CLAMM: a spin CLuster expansion--Monte Carlo toolkit for Alloys and Magnetic Materials

Abstract

Finite-temperature magnetism gives rise to many phenomena in alloy materials, such as magnetic phase transformations, short or medium range order in magnetic alloys, spin waves, critical phenomena, and the magnetocaloric effect. Lattice models, such as the Ising, Potts, cluster expansion, and magnetic cluster expansion models, are powerful tools for studying complex magnetic alloys and compounds. In this paper we introduce CLAMM, which is a new open source toolkit for developing custom lattice models from density functional theory (DFT) data sets. The toolkit is comprised of three main components. The first component is CLAMMPrep, a python tool that converts data sets consisting of the Vienna Ab-initio Simulation Package (VASP) DFT simulations into a compact format.

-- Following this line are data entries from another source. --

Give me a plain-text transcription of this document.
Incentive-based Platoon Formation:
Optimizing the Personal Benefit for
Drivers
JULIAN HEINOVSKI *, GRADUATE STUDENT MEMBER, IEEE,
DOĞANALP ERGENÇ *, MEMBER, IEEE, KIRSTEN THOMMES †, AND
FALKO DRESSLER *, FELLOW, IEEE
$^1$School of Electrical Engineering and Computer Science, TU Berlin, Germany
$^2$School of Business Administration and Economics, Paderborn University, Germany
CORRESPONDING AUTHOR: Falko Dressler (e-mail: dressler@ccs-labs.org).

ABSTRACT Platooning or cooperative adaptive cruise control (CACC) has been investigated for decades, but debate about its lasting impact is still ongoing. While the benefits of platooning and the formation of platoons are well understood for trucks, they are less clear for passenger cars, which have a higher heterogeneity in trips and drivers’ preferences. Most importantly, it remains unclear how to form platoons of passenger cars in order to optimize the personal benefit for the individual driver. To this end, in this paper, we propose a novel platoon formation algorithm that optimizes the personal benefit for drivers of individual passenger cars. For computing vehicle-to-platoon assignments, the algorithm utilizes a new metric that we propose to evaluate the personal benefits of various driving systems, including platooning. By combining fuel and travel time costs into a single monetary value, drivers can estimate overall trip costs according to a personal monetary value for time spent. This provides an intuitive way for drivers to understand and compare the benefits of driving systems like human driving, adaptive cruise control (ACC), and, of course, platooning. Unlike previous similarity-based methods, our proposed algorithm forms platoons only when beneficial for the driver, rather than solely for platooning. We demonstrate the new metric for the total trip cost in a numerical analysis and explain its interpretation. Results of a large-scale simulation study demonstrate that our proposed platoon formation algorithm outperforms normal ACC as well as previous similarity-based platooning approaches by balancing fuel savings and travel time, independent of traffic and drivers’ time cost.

The second component, CLAMMFit, is also python-based and uses the compact data set to parameterize a lattice model, chosen from a set of available options (cluster expansion, Ising, and others). The third component is CLAMMMC, which is a C++ Monte Carlo solver for generating ensembles of configurations, accounting for both magnetic and alloy configurational entropies, at different temperatures. These ensembles and their analysis can be used for simulating phase transformations and constructing phase diagrams. The code can also be used for generating special quasi-random structures and structures with user-defined short-range order. This document provides a comprehensive overview of each CLAMM tool in order to demonstrate CLAMM's potential for the computational materials community.